Tundra maintenance - continues to test me. Saga of rear shock replacement

Today was cold-ish but sunny, so I decided to change the sway bar end links as they arrived from RockAuto. Driver side was broken, passenger side broke while I was removing it - they were pretty rotten. New pieces went on without a hitch - easy 30 minutes of work.

It was still sunny and not too cold, so I decided to tackle the rear shocks. I figure, 3 bolts per side and wheel removal - how hard can it be? Well, it turns out, very fucking hard.

I started on the drivers side, and decided to take the picture of the frame rust. Is this bad or no? I can’t put a screwdriver through the frame anywhere, but it is rusting and peeling in layers.


I mean, it is an 18 year old truck with 132k miles in Colorado, so I’m not shocked to see it there, but I don’t want to keep throwing money on it if it will break in two on me. Should I pull the bed next spring, do some scraping and protecting? Not sure if it would be worth it, but a coat of some sort of rust protection couldn’t hurt.

Anyway, rear shocks. The bottom of the shock is easily accessible, and it came off easily - one bolt and one nut. They were in great shape, I sprayed them with some PB Blaster anyway, and added some no-seize paste on the bolt. The top bolt however... thoroughly seized, and not in a location where one can put any leverage on it. No room for a socket - just a box wrench. To top it off, in order to remove it, you have to hold the top of the bolt with something to prevent it from spinning. It wouldn’t budge, so I grabbed my sawzall and chopped its head off. Well, that didn’t work either - the little bit of the bolt that was left was still holding the washer down real good. So, I went between the bushing and the washer, and few minutes later, it was off. Installation was pretty easy - Bilsteins provide a hole for an allen wrench on top to counter the spin, and I had the new shock on in minutes. Success!


On to the passenger side - same story, seized and not budging. I tried a different approach here - I tried holding the shock “collar” if you will in place and tried breaking the bolt with the box wrench and a long pipe, no luck. If I had another person, maybe I could had made it work, but I was alone today. So, I decided to cut the head. I grabbed my sawzall and...it wouldn’t reach. Passenger shock is mounted in such way that it is somehow further in than the driver side. My angle grinder wouldn’t fit. My dremel wouldn’t fit. My hand saw would. Well, Toyota made these shocks with titanium bolts and nuts, reinforced with kryptonite and industrial diamonds. I am so freaking sore, because it took forever to cut the bolt. Yet again, cutting it didn’t produce the result I wanted - little piece of the nut still clinged on to the washer and wouldn’t budge.
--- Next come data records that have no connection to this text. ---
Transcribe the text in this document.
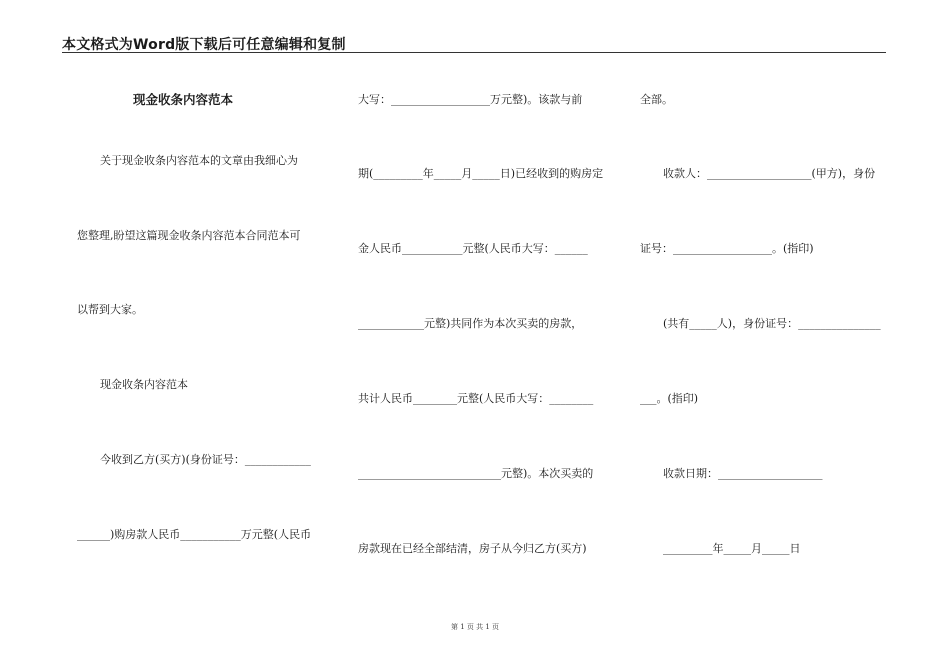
本文格式为Word版下载后可任意编辑和复制
现金收条内容范本
关于现金收条内容范本的文章由我细心为
您整理,盼望这篇现金收条内容范本合同范本可
以帮到大家。
现金收条内容范本
今收到乙方(买方)(身份证号：____________
______)购房款人民币___________万元整(人民币
大写：__________________万元整)。该款与前
期(_________年_____月_____日)已经收到的购房定
金人民币___________元整(人民币大写：______
____________元整)共同作为本次买卖的房款，
共计人民币________元整(人民币大写：________
__________________________元整)。本次买卖的
房款现在已经全部结清，房子从今归乙方(买方)
全部。
收款人：___________________(甲方)，身份
证号：__________________。(指印)
(共有_____人)，身份证号：_______________
___。(指印)
收款日期：___________________
_________年_____月_____日
第 1 页 共 1 页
Oh yeah, the washers are made with their own little force field as well - no amount of trying to pry them worked. So I managed to get the angle right and get my hand saw between the bushing and the bottom of the washer. I would do some cutting, then some heat treatment with a propane burner, then some prying with long screwdrivers, then some hammering with a metal chisel. Rinse and repeat multiple times. I probably spent 2 hours on the passenger side. It finally popped of with two screwdrivers on both side of the bolt, pushing on the washer from under.

By then, it was after 6pm, pitch black and in 30's - freezing. I bolted the new shock in place, put the tire on, cleaned my tools, cleaned the trash, and took a quick spin around the block to see if anything is rattling or squeaking.


No noises, great success. Every time I accomplish something, I think of my self as the god of hellfire :) . One super sore god of hellfire.

On the positive note, I now have two more stickers for my garage cabinet!